Anmaya Türk-İş’e bağlı Tez Koop-İş Ankara 2 Nolu Şube, Petrol-İş Ankara Şube ve Yol-İş Ankara 3 Nolu Şube yöneticileri, ASMMMO Yönetim Kurulu üyesi Erkan Arslan ve Çağdaş Gazeteciler Derneği Başkanı Ahmet Abakay da katıldı. DİSK’e bağlı Genel-İş ve Sosyal-İş üye ve yöneticileri de anmada yer aldılar. Diğer yandan ortak anma öncesi CHP üyeleri de Denizlerin mezarını ziyaret etti. CHP’nin katılımı geçmiş yıllara göre kalabalık olurken, CHP gençlik kollarının “Denizlerin yolundayız” sloganı atması dikkat çekti. TKP, ÖDP, EHP ve Halkevleri ise ayrı anma düzenlediler. (Ankara/EVRENSEL)

‘ONLAR O BÜYÜK GÜNDE DE ANILACAK’

Denizlerin mücadele arkadaşı, EMEP Genel Başkan Yardımcısı, Hayat Televizyonu Genel Yayın Yönetmeni Aydın Çubukçu’nun Karşıyaka Mezarlığı’ndaki konuşması:
Denizlerin kardeşleri merhaba.
Bir 6 Mayıs’ta yine beraberiz. Büyüyerek beraberiz, çoğalarak beraberiz, güçlenerek beraberiz.
Önümüzde ne kadar zorlu ve uzun bir yol olursa olsun, er geç sosyalizm hedefine ulaşacağımızın bilinciyle her 6 Mayıs’ta Denizleri, binlerce çoğalarak, yanımıza katarak ilerliyoruz. Denizler çoğalıyor, Denizler güçleniyor, Denizler her gün daha genç, her gün daha güçlü olarak sosyalizmin, devrimin yolunda ilerlemeye devam ediyor.

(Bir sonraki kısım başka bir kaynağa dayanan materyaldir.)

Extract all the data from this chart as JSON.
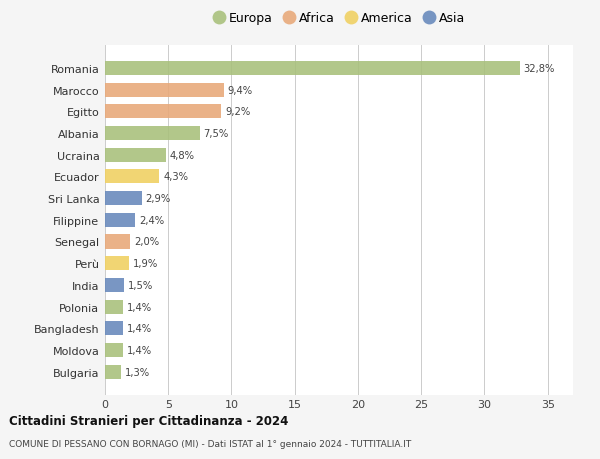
{
  "countries": [
    "Romania",
    "Marocco",
    "Egitto",
    "Albania",
    "Ucraina",
    "Ecuador",
    "Sri Lanka",
    "Filippine",
    "Senegal",
    "Perù",
    "India",
    "Polonia",
    "Bangladesh",
    "Moldova",
    "Bulgaria"
  ],
  "values": [
    32.8,
    9.4,
    9.2,
    7.5,
    4.8,
    4.3,
    2.9,
    2.4,
    2.0,
    1.9,
    1.5,
    1.4,
    1.4,
    1.4,
    1.3
  ],
  "labels": [
    "32,8%",
    "9,4%",
    "9,2%",
    "7,5%",
    "4,8%",
    "4,3%",
    "2,9%",
    "2,4%",
    "2,0%",
    "1,9%",
    "1,5%",
    "1,4%",
    "1,4%",
    "1,4%",
    "1,3%"
  ],
  "continents": [
    "Europa",
    "Africa",
    "Africa",
    "Europa",
    "Europa",
    "America",
    "Asia",
    "Asia",
    "Africa",
    "America",
    "Asia",
    "Europa",
    "Asia",
    "Europa",
    "Europa"
  ],
  "colors": {
    "Europa": "#a8c07a",
    "Africa": "#e8a878",
    "America": "#f0d060",
    "Asia": "#6688bb"
  },
  "legend_items": [
    "Europa",
    "Africa",
    "America",
    "Asia"
  ],
  "title1": "Cittadini Stranieri per Cittadinanza - 2024",
  "title2": "COMUNE DI PESSANO CON BORNAGO (MI) - Dati ISTAT al 1° gennaio 2024 - TUTTITALIA.IT",
  "xlim": [
    0,
    37
  ],
  "xticks": [
    0,
    5,
    10,
    15,
    20,
    25,
    30,
    35
  ],
  "bg_color": "#f5f5f5",
  "bar_bg_color": "#ffffff"
}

Onları asanlar ‘ibreti alem olacak’ demişlerdi.
Yani ‘bundan sonrakiler korkacaklar, bundan sonrakiler yılacaklar. Onların ipte sallanışını görenler bir daha bu yola girmeyecekler’ demişlerdi. Ne kadar yanılmışlar, ne kadar korkakmışlar aslında. İşçiler ve emekçiler yılmadılar. Onların istediği gibi bir ibret almadılar. Daha da güçlenerek ilerlediler.

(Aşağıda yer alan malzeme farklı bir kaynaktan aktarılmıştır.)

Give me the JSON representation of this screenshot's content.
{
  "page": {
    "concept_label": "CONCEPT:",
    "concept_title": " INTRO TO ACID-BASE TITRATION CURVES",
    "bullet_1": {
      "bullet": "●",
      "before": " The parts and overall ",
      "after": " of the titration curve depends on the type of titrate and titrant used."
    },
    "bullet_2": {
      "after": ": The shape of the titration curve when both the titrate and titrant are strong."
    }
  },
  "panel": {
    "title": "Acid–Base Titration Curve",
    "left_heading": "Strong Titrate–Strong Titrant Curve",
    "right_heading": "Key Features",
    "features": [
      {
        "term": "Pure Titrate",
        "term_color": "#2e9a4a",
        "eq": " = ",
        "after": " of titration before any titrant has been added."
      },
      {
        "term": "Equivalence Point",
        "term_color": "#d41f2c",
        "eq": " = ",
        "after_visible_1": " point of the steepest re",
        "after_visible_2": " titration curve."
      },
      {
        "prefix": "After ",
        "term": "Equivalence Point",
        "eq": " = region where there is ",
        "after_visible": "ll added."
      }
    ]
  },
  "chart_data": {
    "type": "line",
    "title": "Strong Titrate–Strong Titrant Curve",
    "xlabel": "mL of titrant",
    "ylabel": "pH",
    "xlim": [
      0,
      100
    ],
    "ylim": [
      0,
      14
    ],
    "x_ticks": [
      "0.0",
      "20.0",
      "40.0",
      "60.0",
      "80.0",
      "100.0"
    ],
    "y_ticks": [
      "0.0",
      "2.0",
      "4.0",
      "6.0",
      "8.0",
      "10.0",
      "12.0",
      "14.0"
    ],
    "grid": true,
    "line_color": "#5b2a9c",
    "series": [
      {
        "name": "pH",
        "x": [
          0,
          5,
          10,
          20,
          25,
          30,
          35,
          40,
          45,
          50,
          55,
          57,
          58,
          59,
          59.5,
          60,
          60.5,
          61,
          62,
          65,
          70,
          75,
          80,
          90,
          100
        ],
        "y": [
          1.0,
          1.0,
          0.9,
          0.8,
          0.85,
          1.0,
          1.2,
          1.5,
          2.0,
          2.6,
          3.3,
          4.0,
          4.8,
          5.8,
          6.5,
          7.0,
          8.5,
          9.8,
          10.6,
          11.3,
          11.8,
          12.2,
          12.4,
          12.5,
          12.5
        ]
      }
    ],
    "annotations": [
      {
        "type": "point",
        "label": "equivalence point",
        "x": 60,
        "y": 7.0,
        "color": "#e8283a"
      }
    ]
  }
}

Ama tarihte eğer ibret almak diye bir şey varsa biz yakın bir zamanda çok acı bir ibret aldık. Hakim sınıflara hizmet etmek ne sefil bir şeymiş arkadaşlar. Ne acınacak bir şeymiş. (Ali Elverdi’yi kastederek) siyah bir tabutta doğru dürüst helalleşmeden gömüldü cellat. Böyle bir ibret, böyle bir dersi acaba onlar alacaklar mı?
İşte Denizler, Hüseyinler, Yusuflar, Mahirler, İbrahimler dimdik ayaktalar. Halkın kalbinde ve mücadelesinde her geçen gün daha diri, daha canlı ayaktalar.
(Cellatları kastederek) Ama onların yaşadığından bile haberimiz yoktu, ölünce duyduk ki yaşıyorlarmış. Meğer yaşıyorlarmış. Hizmetlerinde kullandıkları bir aracıyı nasıl değer bilmezce gömdüler, nasıl ibreti alem olsun diye önümüze koydular.
Büyük derstir ve bilelim ki egemen sınıflara hizmet ancak böyle ödüllendirilir. Hayattaki bütün değerleri çiğneyen, gençliği, kadınları, işçileri, emekçileri ezilen halkları hiçe sayan, bir zihniyetin hizmetinde olmanın sonucu ancak onların kendilerine verdiği değer kadardır.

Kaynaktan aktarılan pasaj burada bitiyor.